Pemuda pendiam itu, aka Sasuke, baru saja menginjakkan kakinya di ruang makan ketika kaa-sannya memanggil. Kemudian dengan segera ia menoleh ke belakang. Kepala ravennya mengangguk. "Hn. Kalau begitu aku berangkat dulu. Ittekimasu."
Tanpa berniat mengambil satu pun roti bakar yang tampak menggugah itu, pemuda tujuh belas tahun itu beranjak keluar dari mansion keluarganya menuju jalan raya Konoha yang sudah ramai.
Ini hari pertamanya di Konoha. Setelah sepuluh tahun lamanya tinggal di Inggris, pemuda raven itu kembali. Banyak hal yang berubah dari kota yang membesarkannya itu. Taman-taman yang dulu sering dikunjunginya kini berubah menjadi bangunan pencakar langit. Tak tampak lagi rumah-rumah dengan halaman yang luas dan asri, hanya ada apartemen-apartemen mewah. Minus mansionnya yang memang tak pernah berubah sejak kepergiannya sepuluh tahun lalu.
Hari pertama sekolahnya di Akademi Konoha, Sasuke memutuskan untuk berjalan kaki. Sepanjang trotoar, Sasuke hanya diam dengan headset di kedua telinganya.
Banyak hal yang berubah dari kota ini. Seolah-olah ia tak pernah menjadi bagian dari kota ini. Konoha yang sekarang adalah pusat perekonomian terbesar negaranya. Sasuke mendengus sesekali menyadari pikiran konyolnya tentang rasa asing yang menghinggapinya tiap kali ia melihat tempat-tempat yang asing baginya.
Sesuai dengan petunjuk kaa-sannya, Akademi Konoha masih ada di kompleks yang sama. Cukup membantu bagi Uchiha bungsu ini. Tak perlu banyak petunjuk, cukup dengan lokasi lama, Sasuke sudah bisa memetakan sendiri jalan-jalan di Konoha.
Dan di sinilah ia sekarang. Setelah berjalan sekitar lima belas menit, akhirnya Sasuke sampai juga di gerbang megah sekolah barunya. Dengan pandangan datar seperti biasa, Sasuke terdiam di depan gerbang. Onyxnya mengamati bangunan megah yang terkesan sangat modern. Sekolah itu didominasi dengan jendela-jendela besar dan bangunannya tinggi, sepertinya sampai lima lantai.
Dalam sekali lihat, orang awam pun akan langsung menyimpulkan bahwa sekolah ini memang benar-benar pantas dikategorikan sebagai sekolah internasional. Dari bangungannya, dari para muridnya yang kebanyakan membawa mobil mewah, juga dari informasi yang sering Sasuke dengar. Bahkan saat dia masih di Inggris, ia sudah sering mendengar nama sekolah Akademi Konoha.

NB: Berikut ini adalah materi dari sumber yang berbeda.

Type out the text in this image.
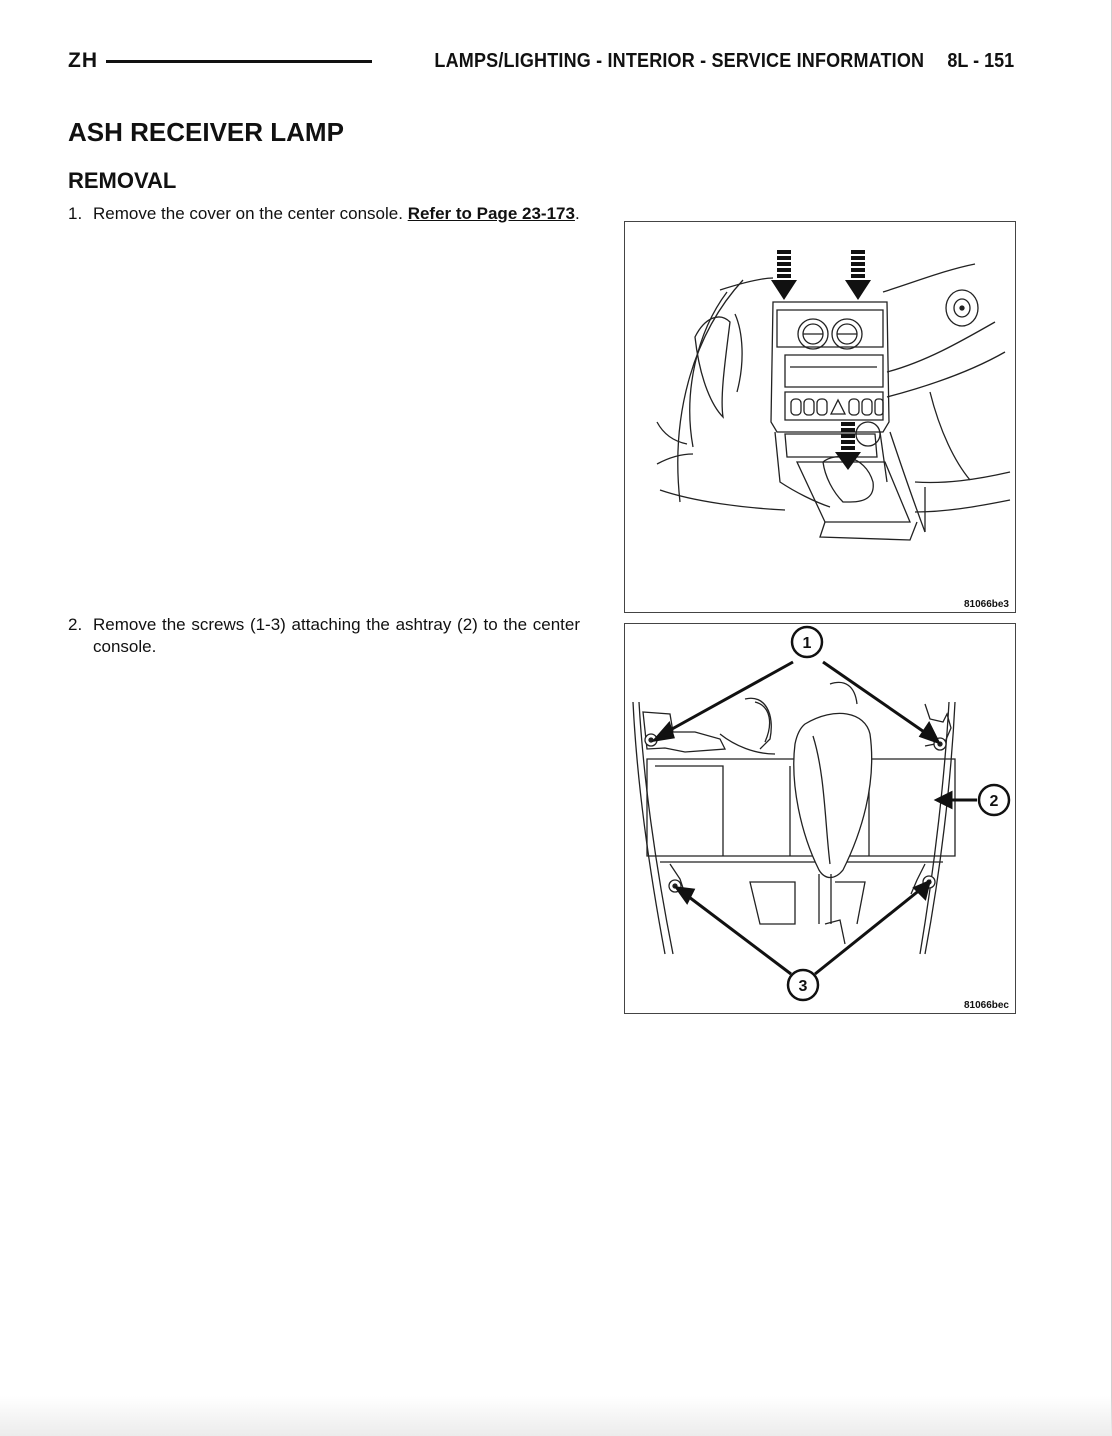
ZH	LAMPS/LIGHTING - INTERIOR - SERVICE INFORMATION 8L - 151
ASH RECEIVER LAMP
REMOVAL
1. Remove the cover on the center console. Refer to Page 23-173.
2. Remove the screws (1-3) attaching the ashtray (2) to the center console.
81066be3
1
2
3
81066bec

Dengan langkah tegap, Sasuke melangkahkan kakinya memasuki areal sekolah. Tak luput, kedatangannya menarik perhatian banyak murid Akademi Konoha, terlebih para siswi Akademi Konoha.
Sasuke tak lagi ambil pusing dengan reaksi kebanyakan gadis yang melihatnya. Ia sudah terbiasa, bahkan sejak ia masih kanak-kanak. Sejak kecil Sasuke sudah terlihat menggemaskan dengan pipi merona, walaupun tak bisa dipungkiri sifat Sasuke sudah dingin dan cuek.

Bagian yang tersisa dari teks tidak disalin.